Assessment Emphasis on Reflection and on Self and Peer Evaluation
Kokotsaki, Menzies, and Wiggins state that “evidence of progress needs to be regularly monitored and recorded” (2016, p. 274). In health PBL this can occur in several ways. We recommend that students keep a daily journal or other type of record that shows their progress. Peer evaluation summaries or progress notes could be recorded each day. The health teacher can have checkpoints during the process in which students must answer reflection questions about their progress, such as “Have you completed at least half of your project at this point?” “How many more resources do you need before you can move to the next step?” or “Have you started on the analysis portion?”

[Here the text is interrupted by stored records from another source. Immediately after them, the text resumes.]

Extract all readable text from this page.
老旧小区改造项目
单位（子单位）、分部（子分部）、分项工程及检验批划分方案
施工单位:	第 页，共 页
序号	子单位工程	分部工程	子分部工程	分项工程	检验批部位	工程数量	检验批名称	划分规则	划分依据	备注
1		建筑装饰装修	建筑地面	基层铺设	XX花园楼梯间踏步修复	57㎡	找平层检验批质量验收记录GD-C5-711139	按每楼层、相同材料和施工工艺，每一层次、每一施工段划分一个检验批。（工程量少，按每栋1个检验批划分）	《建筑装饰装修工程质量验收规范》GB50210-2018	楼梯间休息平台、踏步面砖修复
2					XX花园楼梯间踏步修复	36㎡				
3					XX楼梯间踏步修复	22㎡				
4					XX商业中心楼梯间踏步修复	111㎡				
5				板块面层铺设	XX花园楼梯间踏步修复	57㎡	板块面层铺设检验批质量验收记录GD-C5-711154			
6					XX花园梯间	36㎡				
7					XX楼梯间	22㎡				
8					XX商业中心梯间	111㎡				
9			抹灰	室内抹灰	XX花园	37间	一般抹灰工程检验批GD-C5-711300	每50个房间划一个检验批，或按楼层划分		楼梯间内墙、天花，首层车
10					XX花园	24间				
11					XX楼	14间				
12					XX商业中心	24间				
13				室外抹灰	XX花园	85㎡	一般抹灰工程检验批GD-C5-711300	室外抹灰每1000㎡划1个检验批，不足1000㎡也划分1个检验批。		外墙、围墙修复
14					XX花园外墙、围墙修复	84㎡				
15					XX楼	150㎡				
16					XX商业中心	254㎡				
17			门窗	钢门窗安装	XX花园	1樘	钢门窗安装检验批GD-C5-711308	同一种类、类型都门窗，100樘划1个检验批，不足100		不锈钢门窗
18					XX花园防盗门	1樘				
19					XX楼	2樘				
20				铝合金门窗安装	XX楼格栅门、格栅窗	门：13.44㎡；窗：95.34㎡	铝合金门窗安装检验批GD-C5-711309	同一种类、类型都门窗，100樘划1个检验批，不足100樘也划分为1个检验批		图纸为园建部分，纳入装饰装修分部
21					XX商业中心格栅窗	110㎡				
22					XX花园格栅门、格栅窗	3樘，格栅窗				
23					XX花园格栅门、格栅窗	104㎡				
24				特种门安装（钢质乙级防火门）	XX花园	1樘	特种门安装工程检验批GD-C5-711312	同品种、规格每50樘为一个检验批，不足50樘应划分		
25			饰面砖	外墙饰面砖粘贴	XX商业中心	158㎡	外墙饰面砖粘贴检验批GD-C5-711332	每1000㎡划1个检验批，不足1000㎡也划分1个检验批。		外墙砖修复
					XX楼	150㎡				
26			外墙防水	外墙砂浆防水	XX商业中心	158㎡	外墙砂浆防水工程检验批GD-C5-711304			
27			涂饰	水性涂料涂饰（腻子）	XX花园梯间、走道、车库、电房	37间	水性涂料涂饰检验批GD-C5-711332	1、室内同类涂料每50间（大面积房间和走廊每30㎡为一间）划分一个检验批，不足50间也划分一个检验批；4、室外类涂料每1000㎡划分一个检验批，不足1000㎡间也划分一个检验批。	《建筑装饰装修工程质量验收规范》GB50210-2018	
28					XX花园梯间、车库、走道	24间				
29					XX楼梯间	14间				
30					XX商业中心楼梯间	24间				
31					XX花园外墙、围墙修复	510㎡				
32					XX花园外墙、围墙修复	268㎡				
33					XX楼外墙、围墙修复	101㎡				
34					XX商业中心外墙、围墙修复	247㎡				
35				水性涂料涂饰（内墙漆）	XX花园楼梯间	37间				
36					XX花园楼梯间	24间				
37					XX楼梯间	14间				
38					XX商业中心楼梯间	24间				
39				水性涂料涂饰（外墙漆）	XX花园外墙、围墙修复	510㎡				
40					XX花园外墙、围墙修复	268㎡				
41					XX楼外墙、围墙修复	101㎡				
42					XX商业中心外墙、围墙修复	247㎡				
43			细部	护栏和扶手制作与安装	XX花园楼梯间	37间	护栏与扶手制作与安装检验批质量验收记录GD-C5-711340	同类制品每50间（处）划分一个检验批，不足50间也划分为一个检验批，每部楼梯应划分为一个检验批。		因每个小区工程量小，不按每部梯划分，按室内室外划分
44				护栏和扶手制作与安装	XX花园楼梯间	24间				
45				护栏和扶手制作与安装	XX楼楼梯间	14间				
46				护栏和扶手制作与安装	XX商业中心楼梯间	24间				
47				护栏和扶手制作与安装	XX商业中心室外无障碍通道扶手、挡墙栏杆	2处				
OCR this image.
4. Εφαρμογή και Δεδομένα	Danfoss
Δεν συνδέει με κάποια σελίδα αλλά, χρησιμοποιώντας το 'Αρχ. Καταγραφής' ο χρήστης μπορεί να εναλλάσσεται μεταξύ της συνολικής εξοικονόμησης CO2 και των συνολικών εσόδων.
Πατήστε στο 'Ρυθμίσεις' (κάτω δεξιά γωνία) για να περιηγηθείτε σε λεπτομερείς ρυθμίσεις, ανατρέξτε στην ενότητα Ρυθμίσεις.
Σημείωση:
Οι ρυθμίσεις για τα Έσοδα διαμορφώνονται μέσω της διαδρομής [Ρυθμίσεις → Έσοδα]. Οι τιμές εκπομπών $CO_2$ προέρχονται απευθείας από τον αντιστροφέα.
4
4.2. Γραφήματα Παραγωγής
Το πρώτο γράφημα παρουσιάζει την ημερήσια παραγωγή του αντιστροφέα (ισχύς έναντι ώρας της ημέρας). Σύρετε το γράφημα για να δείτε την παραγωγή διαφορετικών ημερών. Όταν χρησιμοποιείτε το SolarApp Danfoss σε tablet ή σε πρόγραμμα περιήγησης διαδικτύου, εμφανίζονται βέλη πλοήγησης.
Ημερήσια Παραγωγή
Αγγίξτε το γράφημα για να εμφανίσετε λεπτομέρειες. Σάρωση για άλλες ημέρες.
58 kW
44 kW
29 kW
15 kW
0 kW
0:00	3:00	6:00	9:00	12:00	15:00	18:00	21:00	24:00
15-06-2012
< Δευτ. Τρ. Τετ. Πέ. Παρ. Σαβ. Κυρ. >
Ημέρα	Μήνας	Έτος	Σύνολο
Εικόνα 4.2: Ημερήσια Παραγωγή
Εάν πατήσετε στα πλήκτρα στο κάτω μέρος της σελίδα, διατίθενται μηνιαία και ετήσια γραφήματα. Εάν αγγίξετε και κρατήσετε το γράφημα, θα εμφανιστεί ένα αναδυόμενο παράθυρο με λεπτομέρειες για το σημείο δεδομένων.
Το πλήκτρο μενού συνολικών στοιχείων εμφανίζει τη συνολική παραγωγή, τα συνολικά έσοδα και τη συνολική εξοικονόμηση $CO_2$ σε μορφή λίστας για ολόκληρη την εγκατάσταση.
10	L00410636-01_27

Student Choice and Autonomy
PBL allows students to choose how they will learn based on these things. However, the teacher must consider how to deliver the instruction so that all students have the opportunity to learn with their own style and abilities and even at their own pace. The first way we suggest is to allow students to choose their own projects. Some examples that students might choose are to develop a recycling project for their school, create a coronavirus PSA that can be shared with parents and the community, collect data from peers and develop a presentation, or work on a nutrition project that ends in healthy eating. As students choose their projects and begin working toward their outcome, they will develop goals for their projects, develop timelines for completion, determine who they might need to collaborate with along the way, and decide how they will investigate the problem they will be working on. All these components, giving students choice and autonomy, are key to PBL.